The cryptocurrency was trading near $7,886 as of 3:04 p.m. ET, more than $600 lower than a day earlier, according to data from Coinbase. It’s down more than 42 percent year to date after starting this year above $13,000.

Twitter announced Monday it would ban advertising for cryptocurrencies, following similar bans by Google and Facebook to crack down on fraud in initial coin offerings.

“Today’s news on Twitter’s ban is likely a significant contributor to the steep sell-off,” said Timothy Tam, co-founder of crypto-market intelligence platform CoinFi. “As new retail investors enter cryptocurrency, a large portion of them are trading on raw emotion.”

Bitcoin’s one-day performance

Source: CoinBase

Bitcoin prices fell earlier this year after news of similar announcements.

The digital currency dropped 12 percent in late January after Facebook, the world’s second-largest online ad provider, said it would ban all ads that promote cryptocurrencies to prevent the spread of what it called “financial products and services frequently associated with misleading or deceptive promotional practices.”

Google, the world’s largest online ad provider, announced an update to its financial services policy earlier in March that will restrict advertising for “cryptocurrencies and related content” starting in June.

“Given that the larger and more significant platforms have already made this move, I wouldn’t expect Twitter’s news to have much of an effect,” said Spencer Bogart, partner at Blockchain Capital.

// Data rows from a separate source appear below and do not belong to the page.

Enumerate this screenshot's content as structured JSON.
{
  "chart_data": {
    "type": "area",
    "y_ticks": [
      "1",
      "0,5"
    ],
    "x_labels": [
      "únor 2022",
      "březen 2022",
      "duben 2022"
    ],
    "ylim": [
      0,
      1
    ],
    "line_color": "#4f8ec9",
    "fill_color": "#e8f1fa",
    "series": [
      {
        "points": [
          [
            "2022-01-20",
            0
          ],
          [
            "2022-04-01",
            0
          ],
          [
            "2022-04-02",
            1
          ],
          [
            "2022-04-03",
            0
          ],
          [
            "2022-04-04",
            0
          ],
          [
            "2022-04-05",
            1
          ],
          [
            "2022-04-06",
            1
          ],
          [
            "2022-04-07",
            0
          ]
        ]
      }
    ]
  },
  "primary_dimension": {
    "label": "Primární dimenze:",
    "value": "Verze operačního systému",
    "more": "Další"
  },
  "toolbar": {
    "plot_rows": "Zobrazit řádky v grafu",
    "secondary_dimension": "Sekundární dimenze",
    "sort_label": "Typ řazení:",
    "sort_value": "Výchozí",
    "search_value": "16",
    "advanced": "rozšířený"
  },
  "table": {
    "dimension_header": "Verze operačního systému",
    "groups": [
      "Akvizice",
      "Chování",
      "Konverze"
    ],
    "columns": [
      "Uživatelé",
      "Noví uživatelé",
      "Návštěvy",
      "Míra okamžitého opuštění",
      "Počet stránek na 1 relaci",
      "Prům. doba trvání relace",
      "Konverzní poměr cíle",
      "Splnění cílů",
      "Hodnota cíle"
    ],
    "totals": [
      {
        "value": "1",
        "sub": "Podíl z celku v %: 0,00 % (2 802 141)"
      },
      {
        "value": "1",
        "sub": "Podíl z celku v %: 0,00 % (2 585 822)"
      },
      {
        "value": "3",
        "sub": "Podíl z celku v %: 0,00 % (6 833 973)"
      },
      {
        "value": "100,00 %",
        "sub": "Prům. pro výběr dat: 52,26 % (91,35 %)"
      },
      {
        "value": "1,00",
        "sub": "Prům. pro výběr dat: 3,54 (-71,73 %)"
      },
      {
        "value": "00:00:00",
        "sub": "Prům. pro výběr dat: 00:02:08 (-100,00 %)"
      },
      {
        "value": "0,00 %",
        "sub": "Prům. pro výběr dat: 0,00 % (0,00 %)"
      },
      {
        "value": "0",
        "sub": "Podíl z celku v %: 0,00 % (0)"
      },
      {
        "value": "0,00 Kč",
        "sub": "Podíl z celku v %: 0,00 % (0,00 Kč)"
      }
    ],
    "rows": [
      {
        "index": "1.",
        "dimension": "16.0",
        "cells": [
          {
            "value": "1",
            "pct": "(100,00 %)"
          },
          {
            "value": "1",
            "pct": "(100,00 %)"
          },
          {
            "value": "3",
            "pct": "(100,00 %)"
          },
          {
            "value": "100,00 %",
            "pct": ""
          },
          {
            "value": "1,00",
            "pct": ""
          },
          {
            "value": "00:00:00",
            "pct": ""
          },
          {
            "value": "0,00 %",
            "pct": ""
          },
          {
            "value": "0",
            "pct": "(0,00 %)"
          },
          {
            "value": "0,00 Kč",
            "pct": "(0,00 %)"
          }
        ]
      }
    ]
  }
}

Bogart pointed to Twitter CEO Jack Dorsey’s personal stance on bitcoin.

“Jack Dorsey is clearly a big believer in crypto, so I would read between the lines on any announced ‘ban’,” he said.

Dorsey, who is also CEO Square, told the Sunday Times newspaper this week he thinks bitcoin will become the single global currency within the next decade, “but it could go faster.”

Regulatory news has been another driver of price moves in 2018. Financial watchdogs have been vocal about potential risks in initial coin offerings, or digital coins released through fundraisers known as token sales.

The U.S. Securities and Exchange Commission stepped up efforts to police the fundraising process through scores of subpoenas reported earlier in March.

Bitcoin has dropped roughly 60 percent from its high near $20,000 in December, according to Coinbase. It began falling below $10,000 three weeks ago, after the Securities and Exchange Commission said it will require digital asset exchanges to register with the agency.

Prices recovered to the $9,000 range last week following a G-20 meeting where central bankers and finance ministers said they had “productive” discussions on cryptocurrency. Italy’s central bank leader told reporters after the meeting that cryptocurrencies pose risks but should not be completely banned, according to Reuters. Still, bitcoin is down 24 percent in the past month, according to Coinbase.

Other cryptocurrencies, or “alt coins,” have fallen double digits this year.

Bitcoin cash is down roughly 29 percent, ethereum has fallen 45 percent, while litecoin is 40 percent lower since January 1, according to Coinbase. Ripple has dropped more than 38 percent since the start of the year.